Depuis La Légende de Zorro avec Antonio Banderas (en 2005 !), le justicier masqué attendait le retour d’un projet d’envergure sur grand ou petit écran. Surprise, c’est la France qui s’est jetée à l’eau, pour une série Zorro avec Jean Dujardin dans la peau de Don Diego de la Vega, désormais diffusée sur France 2 après une sortie initiale sur Paramount+. Comme on pouvait s’en douter, la présence de l’acteur fait de cette relecture une comédie tendance OSS 117, parodiant les codes de la série de Disney de 1957. Pourquoi pas, mais encore aurait-il fallu que les showrunners Benjamin Charbit (Gagarine, La Bête) et Noé Debré (Problemos, Dheepan) gardent cette ligne directrice, plutôt que de partir dans tous les sens.  

zorro critique du nouveau oss 117 avec jean dujardin © Canva Paramount+

Zorro pointé ?

Si le succès du Comte de Monte Cristo a bien prouvé quelque chose, c’est qu’on peut réinvestir des classiques du patrimoine culturel pour mettre en avant leur importance dans la pop-culture actuelle. Pierre Niney a été le premier à comparer Edmond Dantès à Batman, et ce parallèle est on ne peut plus évident avec Zorro.

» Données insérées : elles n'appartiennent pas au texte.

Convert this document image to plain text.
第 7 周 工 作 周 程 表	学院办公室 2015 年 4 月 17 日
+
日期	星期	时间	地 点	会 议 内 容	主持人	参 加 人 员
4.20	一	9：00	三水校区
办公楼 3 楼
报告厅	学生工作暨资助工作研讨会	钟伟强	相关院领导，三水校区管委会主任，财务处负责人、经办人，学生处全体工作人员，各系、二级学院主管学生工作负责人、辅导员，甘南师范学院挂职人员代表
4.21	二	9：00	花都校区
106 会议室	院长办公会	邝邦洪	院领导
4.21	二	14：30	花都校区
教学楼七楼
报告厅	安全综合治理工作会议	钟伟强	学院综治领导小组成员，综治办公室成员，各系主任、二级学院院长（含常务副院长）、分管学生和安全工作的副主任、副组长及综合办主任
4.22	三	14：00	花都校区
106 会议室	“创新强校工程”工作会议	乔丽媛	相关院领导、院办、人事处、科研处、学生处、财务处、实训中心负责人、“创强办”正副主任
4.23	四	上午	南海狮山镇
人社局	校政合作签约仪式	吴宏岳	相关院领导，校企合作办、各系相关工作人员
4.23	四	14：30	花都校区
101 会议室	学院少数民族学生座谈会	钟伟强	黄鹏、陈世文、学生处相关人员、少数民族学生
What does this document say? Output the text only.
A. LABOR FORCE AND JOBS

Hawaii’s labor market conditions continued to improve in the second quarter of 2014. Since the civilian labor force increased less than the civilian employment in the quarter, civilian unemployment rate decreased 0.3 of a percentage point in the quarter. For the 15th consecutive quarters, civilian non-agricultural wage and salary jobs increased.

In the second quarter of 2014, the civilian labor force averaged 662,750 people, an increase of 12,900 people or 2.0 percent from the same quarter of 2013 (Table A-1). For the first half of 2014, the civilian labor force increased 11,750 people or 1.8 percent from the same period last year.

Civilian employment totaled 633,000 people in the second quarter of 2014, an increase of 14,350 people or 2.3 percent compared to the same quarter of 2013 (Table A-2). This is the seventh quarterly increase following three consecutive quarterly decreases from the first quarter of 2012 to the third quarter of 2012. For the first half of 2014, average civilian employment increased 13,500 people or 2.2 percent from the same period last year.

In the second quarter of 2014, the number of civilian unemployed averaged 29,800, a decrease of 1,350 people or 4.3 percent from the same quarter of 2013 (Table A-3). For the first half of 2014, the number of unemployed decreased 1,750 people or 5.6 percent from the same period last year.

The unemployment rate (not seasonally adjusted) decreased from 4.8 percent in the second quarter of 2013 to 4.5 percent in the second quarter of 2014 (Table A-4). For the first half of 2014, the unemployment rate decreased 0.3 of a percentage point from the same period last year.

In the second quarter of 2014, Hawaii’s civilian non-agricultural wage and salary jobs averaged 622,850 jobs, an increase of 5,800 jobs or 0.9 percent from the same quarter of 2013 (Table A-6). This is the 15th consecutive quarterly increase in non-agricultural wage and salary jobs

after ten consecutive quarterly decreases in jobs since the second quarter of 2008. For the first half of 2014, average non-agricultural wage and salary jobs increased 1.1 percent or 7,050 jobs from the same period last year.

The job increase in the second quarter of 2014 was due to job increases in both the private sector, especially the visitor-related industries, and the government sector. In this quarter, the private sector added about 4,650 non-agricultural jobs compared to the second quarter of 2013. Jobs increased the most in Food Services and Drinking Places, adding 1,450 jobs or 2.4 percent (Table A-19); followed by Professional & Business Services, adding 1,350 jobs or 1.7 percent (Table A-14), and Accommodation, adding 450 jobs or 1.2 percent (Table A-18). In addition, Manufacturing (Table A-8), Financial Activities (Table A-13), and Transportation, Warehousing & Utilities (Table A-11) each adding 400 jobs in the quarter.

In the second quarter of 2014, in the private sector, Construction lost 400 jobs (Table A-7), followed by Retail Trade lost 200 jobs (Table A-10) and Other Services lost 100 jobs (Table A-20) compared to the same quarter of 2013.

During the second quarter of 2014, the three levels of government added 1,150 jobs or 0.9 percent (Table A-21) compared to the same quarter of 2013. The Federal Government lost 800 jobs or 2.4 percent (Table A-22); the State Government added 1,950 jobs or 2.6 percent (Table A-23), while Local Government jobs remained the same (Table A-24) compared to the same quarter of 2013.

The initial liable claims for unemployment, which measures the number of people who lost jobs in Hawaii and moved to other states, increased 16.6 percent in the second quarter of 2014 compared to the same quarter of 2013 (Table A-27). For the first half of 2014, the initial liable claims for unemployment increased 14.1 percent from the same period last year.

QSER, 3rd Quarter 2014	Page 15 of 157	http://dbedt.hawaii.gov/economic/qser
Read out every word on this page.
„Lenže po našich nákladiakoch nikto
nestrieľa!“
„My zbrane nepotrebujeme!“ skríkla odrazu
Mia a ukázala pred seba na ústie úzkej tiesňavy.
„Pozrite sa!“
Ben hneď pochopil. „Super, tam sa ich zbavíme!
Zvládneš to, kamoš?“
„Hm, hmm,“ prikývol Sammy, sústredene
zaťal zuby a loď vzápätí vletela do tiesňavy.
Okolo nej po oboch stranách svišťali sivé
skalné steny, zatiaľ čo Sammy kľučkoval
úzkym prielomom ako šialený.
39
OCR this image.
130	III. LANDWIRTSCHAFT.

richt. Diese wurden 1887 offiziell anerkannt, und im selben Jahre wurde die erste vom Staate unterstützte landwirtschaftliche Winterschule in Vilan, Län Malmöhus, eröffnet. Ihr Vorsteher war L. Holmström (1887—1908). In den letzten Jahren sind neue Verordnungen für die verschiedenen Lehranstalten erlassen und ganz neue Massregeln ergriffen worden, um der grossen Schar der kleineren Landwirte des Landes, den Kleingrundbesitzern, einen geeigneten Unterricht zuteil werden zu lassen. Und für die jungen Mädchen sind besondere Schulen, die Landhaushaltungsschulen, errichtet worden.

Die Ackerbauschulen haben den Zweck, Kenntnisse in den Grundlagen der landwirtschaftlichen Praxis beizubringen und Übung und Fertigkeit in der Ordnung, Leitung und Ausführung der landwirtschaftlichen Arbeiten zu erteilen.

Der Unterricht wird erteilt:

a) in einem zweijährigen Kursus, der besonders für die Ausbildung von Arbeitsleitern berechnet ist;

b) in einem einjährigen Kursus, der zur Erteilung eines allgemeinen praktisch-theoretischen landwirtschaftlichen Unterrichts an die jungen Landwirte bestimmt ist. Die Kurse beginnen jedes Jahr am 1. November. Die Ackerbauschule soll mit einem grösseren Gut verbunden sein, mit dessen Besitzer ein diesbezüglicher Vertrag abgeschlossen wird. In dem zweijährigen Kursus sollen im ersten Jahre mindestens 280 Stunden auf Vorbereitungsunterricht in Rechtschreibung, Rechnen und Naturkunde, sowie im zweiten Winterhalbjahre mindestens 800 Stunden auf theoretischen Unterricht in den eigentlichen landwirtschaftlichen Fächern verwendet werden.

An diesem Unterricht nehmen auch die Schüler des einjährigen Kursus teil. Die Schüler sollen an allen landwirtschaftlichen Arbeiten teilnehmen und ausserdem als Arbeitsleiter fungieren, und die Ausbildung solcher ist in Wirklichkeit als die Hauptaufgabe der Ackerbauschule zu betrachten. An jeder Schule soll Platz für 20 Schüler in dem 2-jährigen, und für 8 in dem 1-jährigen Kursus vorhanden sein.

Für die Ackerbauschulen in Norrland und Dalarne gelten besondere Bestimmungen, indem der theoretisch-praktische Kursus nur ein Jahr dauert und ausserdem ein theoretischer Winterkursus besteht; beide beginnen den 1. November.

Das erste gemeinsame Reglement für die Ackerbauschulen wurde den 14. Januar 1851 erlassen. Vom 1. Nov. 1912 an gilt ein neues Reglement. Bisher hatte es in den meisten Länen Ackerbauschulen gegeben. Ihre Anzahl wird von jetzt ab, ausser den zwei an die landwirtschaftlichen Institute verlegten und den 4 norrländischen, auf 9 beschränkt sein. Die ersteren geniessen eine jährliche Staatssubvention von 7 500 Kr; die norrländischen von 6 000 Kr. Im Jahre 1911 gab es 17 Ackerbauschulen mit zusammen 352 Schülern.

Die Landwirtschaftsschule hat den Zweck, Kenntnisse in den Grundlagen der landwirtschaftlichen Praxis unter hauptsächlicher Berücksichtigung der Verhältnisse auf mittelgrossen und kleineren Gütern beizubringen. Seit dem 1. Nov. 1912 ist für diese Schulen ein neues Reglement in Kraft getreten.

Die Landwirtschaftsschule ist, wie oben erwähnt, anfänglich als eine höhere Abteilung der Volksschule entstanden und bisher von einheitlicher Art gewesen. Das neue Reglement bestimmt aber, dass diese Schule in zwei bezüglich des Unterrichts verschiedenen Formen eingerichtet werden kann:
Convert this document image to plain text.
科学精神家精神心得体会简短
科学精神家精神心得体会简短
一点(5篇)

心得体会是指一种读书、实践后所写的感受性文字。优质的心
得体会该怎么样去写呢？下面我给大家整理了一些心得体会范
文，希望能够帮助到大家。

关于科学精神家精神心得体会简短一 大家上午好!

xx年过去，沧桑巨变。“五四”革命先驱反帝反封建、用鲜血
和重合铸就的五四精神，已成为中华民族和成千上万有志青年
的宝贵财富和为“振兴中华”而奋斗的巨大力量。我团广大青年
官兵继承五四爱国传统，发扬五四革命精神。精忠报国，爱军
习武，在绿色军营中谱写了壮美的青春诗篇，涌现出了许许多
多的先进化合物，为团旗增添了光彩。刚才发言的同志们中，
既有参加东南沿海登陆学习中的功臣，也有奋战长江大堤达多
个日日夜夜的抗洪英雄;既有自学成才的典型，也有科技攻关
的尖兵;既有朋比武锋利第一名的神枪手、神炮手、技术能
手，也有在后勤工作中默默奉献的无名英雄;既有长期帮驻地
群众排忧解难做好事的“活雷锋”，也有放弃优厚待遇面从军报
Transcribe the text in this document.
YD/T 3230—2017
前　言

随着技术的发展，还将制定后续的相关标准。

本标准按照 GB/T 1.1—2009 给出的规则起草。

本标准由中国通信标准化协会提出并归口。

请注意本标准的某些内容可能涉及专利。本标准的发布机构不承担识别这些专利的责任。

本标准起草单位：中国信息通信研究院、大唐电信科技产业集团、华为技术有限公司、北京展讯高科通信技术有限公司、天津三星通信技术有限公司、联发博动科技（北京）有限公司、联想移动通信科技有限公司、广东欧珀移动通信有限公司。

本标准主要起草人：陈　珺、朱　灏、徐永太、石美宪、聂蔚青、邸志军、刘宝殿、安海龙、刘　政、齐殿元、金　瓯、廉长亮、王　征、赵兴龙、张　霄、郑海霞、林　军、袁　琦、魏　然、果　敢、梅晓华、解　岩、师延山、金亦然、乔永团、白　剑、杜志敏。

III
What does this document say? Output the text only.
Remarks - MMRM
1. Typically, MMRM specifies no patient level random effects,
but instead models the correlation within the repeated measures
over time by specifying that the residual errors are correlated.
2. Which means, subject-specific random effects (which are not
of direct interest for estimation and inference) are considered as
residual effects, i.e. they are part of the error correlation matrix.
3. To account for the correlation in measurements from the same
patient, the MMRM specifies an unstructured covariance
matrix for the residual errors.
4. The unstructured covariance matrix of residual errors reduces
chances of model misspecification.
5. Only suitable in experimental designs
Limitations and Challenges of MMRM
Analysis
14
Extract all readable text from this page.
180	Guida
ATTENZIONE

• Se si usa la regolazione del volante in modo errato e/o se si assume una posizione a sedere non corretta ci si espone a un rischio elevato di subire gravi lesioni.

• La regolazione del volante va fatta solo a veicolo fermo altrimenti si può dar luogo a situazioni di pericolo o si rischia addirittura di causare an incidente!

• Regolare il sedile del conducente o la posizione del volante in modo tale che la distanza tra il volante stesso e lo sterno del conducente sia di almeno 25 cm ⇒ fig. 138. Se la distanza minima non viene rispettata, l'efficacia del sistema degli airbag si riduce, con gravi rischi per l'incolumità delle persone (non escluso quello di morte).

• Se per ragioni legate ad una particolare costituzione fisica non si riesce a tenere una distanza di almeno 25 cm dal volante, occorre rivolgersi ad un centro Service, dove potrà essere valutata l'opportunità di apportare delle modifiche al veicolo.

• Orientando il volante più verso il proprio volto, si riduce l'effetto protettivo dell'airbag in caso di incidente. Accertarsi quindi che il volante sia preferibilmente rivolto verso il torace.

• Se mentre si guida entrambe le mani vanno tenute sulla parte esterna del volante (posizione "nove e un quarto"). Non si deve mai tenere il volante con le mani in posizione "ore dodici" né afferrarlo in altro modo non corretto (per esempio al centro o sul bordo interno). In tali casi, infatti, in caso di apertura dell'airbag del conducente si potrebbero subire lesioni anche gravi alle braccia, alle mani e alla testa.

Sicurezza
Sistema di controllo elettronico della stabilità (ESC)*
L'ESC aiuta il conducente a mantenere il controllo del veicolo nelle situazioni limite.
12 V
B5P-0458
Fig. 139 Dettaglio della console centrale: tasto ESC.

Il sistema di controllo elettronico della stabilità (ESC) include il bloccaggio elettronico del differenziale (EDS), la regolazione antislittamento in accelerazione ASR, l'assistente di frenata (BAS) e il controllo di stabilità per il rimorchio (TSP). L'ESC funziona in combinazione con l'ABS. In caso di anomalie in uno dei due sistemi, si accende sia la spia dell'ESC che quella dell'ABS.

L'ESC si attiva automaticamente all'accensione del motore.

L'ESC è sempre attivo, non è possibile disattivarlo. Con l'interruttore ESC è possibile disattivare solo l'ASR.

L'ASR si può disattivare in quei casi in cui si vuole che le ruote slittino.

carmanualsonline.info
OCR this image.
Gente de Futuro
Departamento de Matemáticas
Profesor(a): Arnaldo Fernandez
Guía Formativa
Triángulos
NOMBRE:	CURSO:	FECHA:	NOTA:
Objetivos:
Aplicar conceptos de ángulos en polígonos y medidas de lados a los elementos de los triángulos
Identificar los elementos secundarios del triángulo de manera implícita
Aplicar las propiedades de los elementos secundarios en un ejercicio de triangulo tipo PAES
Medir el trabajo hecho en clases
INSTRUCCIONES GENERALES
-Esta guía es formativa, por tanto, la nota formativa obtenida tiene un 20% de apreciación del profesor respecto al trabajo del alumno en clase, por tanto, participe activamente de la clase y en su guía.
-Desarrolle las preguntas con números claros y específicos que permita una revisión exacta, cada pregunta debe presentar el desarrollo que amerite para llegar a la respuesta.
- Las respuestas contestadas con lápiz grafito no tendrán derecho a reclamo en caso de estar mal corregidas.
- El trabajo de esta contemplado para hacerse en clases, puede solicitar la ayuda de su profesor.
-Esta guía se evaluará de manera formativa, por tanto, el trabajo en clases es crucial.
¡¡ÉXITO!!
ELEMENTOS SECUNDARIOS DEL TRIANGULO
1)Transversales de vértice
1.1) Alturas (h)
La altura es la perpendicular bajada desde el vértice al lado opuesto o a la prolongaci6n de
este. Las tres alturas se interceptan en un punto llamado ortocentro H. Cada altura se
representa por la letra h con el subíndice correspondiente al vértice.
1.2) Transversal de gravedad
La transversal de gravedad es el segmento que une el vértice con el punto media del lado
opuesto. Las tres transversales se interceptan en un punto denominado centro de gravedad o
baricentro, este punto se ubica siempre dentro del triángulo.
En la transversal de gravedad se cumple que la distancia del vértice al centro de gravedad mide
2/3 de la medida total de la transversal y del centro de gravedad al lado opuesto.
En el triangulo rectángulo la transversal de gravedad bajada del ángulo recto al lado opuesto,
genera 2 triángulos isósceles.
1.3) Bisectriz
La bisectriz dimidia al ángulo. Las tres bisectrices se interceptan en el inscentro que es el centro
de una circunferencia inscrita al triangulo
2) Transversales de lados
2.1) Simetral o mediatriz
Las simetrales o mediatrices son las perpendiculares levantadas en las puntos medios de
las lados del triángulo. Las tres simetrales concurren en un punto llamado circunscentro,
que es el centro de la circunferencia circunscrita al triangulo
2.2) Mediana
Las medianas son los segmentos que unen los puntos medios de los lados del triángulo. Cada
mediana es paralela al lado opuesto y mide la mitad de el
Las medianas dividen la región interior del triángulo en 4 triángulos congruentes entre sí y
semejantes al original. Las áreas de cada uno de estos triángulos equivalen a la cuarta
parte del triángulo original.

Entre la Haute-Californie et Gotham City, il n’y a qu’un pas, d’ailleurs franchi par les comics du Chevalier noir, dont les parents sont traditionnellement assassinés en sortant d’un cinéma diffusant… Le Signe de Zorro.  

Le justicier masqué est un proto super-héros, et son retour sur nos écrans est a priori une belle manière de revenir à la source du mythe et de son impact. Honnêtement, on se doutait bien que cette nouvelle série n’allait pas jouer la carte de la relecture premier degré, malgré la réussite du Masque de Zorro en la matière. La seule présence de Jean Dujardin derrière le costume mettait la puce à l’oreille : ce Zorro sauce 2024 est une tentative de pastiche façon OSS 117.  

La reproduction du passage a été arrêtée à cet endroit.